Limitations & Future Work

  • Dependency on Exploration: If the base algorithm cannot generate any successful trajectories for an edge, refinement is impossible.
  • Soundness without Completeness: Refinement can be overly conservative (tightened too much), and there is no guarantee that every coarse specification can be "saved."
  • Geometric Bias: Convex hull and hyperplane methods assume that feasible/infeasible regions are roughly convex or linearly separable, which may fail for highly non-convex or interleaved regions.
  • Finite Horizon Focus: Current work is limited to finite-horizon SpectRL. Future work aims to extend to infinite-horizon \(\omega\)-regular specifications and reduce the required volume of exploration data.
  • Spec-guided RL Taxonomy: This work builds on Reward Machines (Icarte 2018), TLTL (Li 2017), and SpectRL (Jothimurugan 2019/2021).
  • Complementary Roles: While DIRL and LSTS focus on learning policies for fixed specifications, AUTOSPEC addresses the "coarse specification" bottleneck.
  • CEGAR Methodology: The iterative "failure \(\to\) localization \(\to\) refinement \(\to\) retraining" loop mirrors Counterexample-Guided Abstraction Refinement (CEGAR).
  • Inspiration: Automatic "debugging" of specifications is a high-value direction.
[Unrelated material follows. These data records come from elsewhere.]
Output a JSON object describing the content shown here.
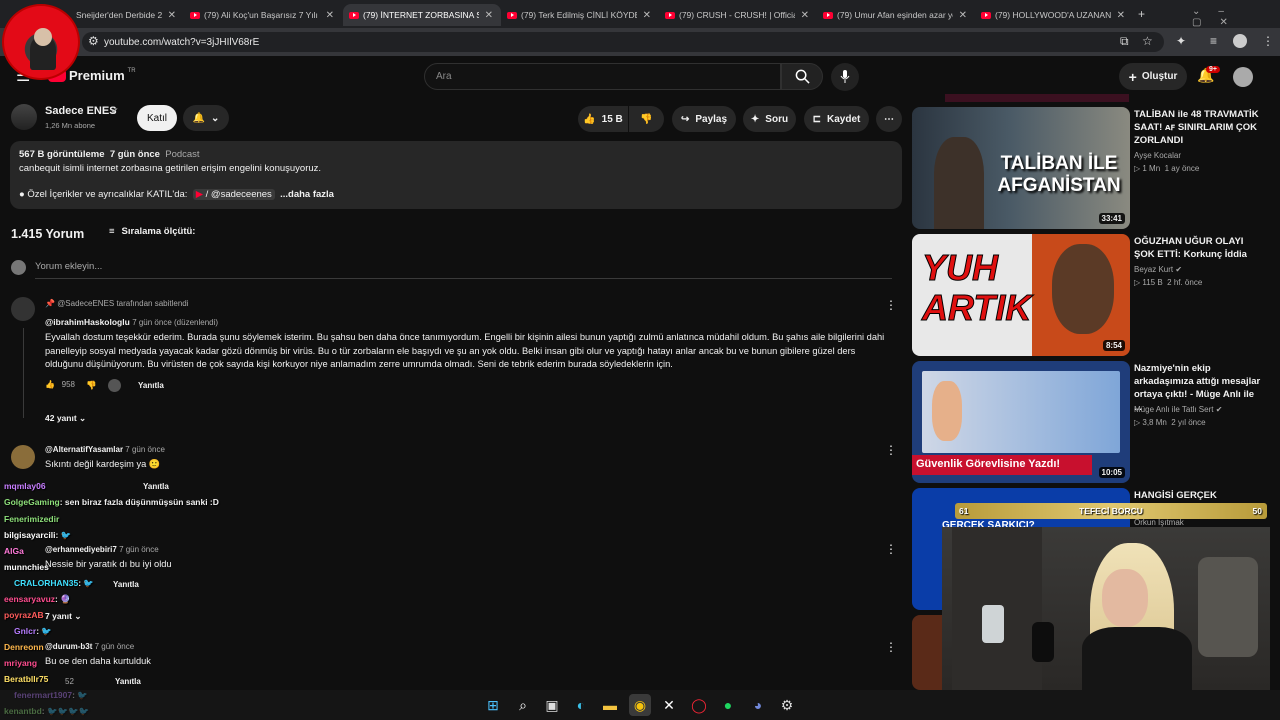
{
  "browser": {
    "tabs": [
      {
        "label": "Sneijder'den Derbide 2"
      },
      {
        "label": "(79) Ali Koç'un Başarısız 7 Yılı |"
      },
      {
        "label": "(79) İNTERNET ZORBASINA SON"
      },
      {
        "label": "(79) Terk Edilmiş CİNLİ KÖYDE"
      },
      {
        "label": "(79) CRUSH - CRUSH! | Official"
      },
      {
        "label": "(79) Umur Afan eşinden azar yo"
      },
      {
        "label": "(79) HOLLYWOOD'A UZANAN"
      }
    ],
    "url": "youtube.com/watch?v=3jJHIlV68rE"
  },
  "header": {
    "logo": "Premium",
    "logo_sup": "TR",
    "search_placeholder": "Ara",
    "create_label": "Oluştur",
    "notif_badge": "9+"
  },
  "channel": {
    "name": "Sadece ENES",
    "subs": "1,26 Mn abone",
    "join_label": "Katıl"
  },
  "actions": {
    "likes": "15 B",
    "share": "Paylaş",
    "ask": "Soru",
    "save": "Kaydet"
  },
  "description": {
    "views": "567 B görüntüleme",
    "age": "7 gün önce",
    "tag": "Podcast",
    "line1": "canbequit isimli internet zorbasına getirilen erişim engelini konuşuyoruz.",
    "line2": "● Özel İçerikler ve ayrıcalıklar KATIL'da:",
    "handle": "/ @sadeceenes",
    "more": "...daha fazla"
  },
  "comments_header": {
    "count": "1.415 Yorum",
    "sort": "Sıralama ölçütü:",
    "add_placeholder": "Yorum ekleyin..."
  },
  "comments": [
    {
      "pinned": "@SadeceENES tarafından sabitlendi",
      "author": "@ibrahimHaskologlu",
      "time": "7 gün önce (düzenlendi)",
      "text": "Eyvallah dostum teşekkür ederim. Burada şunu söylemek isterim. Bu şahsu ben daha önce tanımıyordum. Engelli bir kişinin ailesi bunun yaptığı zulmü anlatınca müdahil oldum. Bu şahıs aile bilgilerini dahi panelleyip sosyal medyada yayacak kadar gözü dönmüş bir virüs. Bu o tür zorbaların ele başıydı ve şu an yok oldu. Belki insan gibi olur ve yaptığı hatayı anlar ancak bu ve bunun gibilere güzel ders olduğunu düşünüyorum. Bu virüsten de çok sayıda kişi korkuyor niye anlamadım zerre umrumda olmadı. Seni de tebrik ederim burada söyledeklerin için.",
      "likes": "958",
      "reply": "Yanıtla",
      "replies": "42 yanıt"
    },
    {
      "author": "@AlternatifYasamlar",
      "time": "7 gün önce",
      "text": "Sıkıntı değil kardeşim ya 🙂",
      "reply": "Yanıtla"
    },
    {
      "author": "@erhannediyebiri7",
      "time": "7 gün önce",
      "text": "Nessie bir yaratık dı bu iyi oldu",
      "reply": "Yanıtla",
      "replies": "7 yanıt"
    },
    {
      "author": "@durum-b3t",
      "time": "7 gün önce",
      "text": "Bu oe den daha kurtulduk",
      "likes": "52",
      "reply": "Yanıtla"
    }
  ],
  "sidebar": [
    {
      "title": "TALİBAN ile 48 TRAVMATİK SAAT! ᴀꜰ SINIRLARIM ÇOK ZORLANDI",
      "channel": "Ayşe Kocalar",
      "views": "▷ 1 Mn",
      "age": "1 ay önce",
      "duration": "33:41",
      "thumb_text": "TALİBAN İLE AFGANİSTAN"
    },
    {
      "title": "OĞUZHAN UĞUR OLAYI ŞOK ETTİ: Korkunç İddia",
      "channel": "Beyaz Kurt",
      "views": "▷ 115 B",
      "age": "2 hf. önce",
      "duration": "8:54",
      "thumb_text": "YUH ARTIK"
    },
    {
      "title": "Nazmiye'nin ekip arkadaşımıza attığı mesajlar ortaya çıktı! - Müge Anlı ile ...",
      "channel": "Müge Anlı ile Tatlı Sert",
      "views": "▷ 3,8 Mn",
      "age": "2 yıl önce",
      "duration": "10:05",
      "thumb_text": "Güvenlik Görevlisine Yazdı!"
    },
    {
      "title": "HANGİSİ GERÇEK ŞARKICI?",
      "channel": "Orkun Işıtmak",
      "thumb_text": "GERÇEK ŞARKICI?"
    }
  ],
  "overlay": {
    "bar_left": "61",
    "bar_title": "TEFECİ BORCU",
    "bar_right": "50"
  },
  "chat": [
    {
      "user": "mqmlay06",
      "msg": "",
      "color": "#c77dff"
    },
    {
      "user": "GolgeGaming",
      "msg": ": sen biraz fazla düşünmüşsün sanki :D",
      "color": "#8ee07a"
    },
    {
      "user": "Fenerimizedir",
      "msg": ": 🎟",
      "color": "#8ee07a"
    },
    {
      "user": "bilgisayarcili",
      "msg": ": 🐦",
      "color": "#ffffff"
    },
    {
      "user": "AlGa",
      "msg": ": 🐦🐦",
      "color": "#ff7ad9"
    },
    {
      "user": "munnchies",
      "msg": ": 🐦",
      "color": "#ffffff"
    },
    {
      "user": "CRALORHAN35",
      "msg": ": 🐦",
      "color": "#40e0ff"
    },
    {
      "user": "eensaryavuz",
      "msg": ": 🔮",
      "color": "#ff4d8f"
    },
    {
      "user": "poyrazAB",
      "msg": ": 🐦",
      "color": "#ff5b5b"
    },
    {
      "user": "Gnlcr",
      "msg": ": 🐦",
      "color": "#b77dff"
    },
    {
      "user": "Denreonn",
      "msg": ": 🐦",
      "color": "#ffb84d"
    },
    {
      "user": "mriyang",
      "msg": ": 🐦",
      "color": "#ff4d8f"
    },
    {
      "user": "Beratbllr75",
      "msg": ": 🐦",
      "color": "#ffe066"
    },
    {
      "user": "fenermart1907",
      "msg": ": 🐦",
      "color": "#b77dff"
    },
    {
      "user": "kenantbd",
      "msg": ": 🐦🐦🐦🐦",
      "color": "#8ee07a"
    }
  ],
  "colors": {
    "accent": "#ff0033",
    "bg": "#0f0f0f"
  }
}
Using LLMs for refinement proposals or extending guarantees to more expressive temporal logics are promising extensions.

Rating

  • Novelty: ⭐⭐⭐⭐ First systematic framework to automatically refine logic RL specifications based on learning failures.
  • Experimental Thoroughness: ⭐⭐⭐ Covers n-rooms, PandaGym, and multiple base algorithms. However, evaluations are limited to two domains with a 60% success ceiling.
  • Writing Quality: ⭐⭐⭐⭐ Very clear progression from motivation to proof and experiments.
  • Value: ⭐⭐⭐⭐ Addresses a practical pain point in specification-guided RL by making it easier to deploy with imperfect user inputs.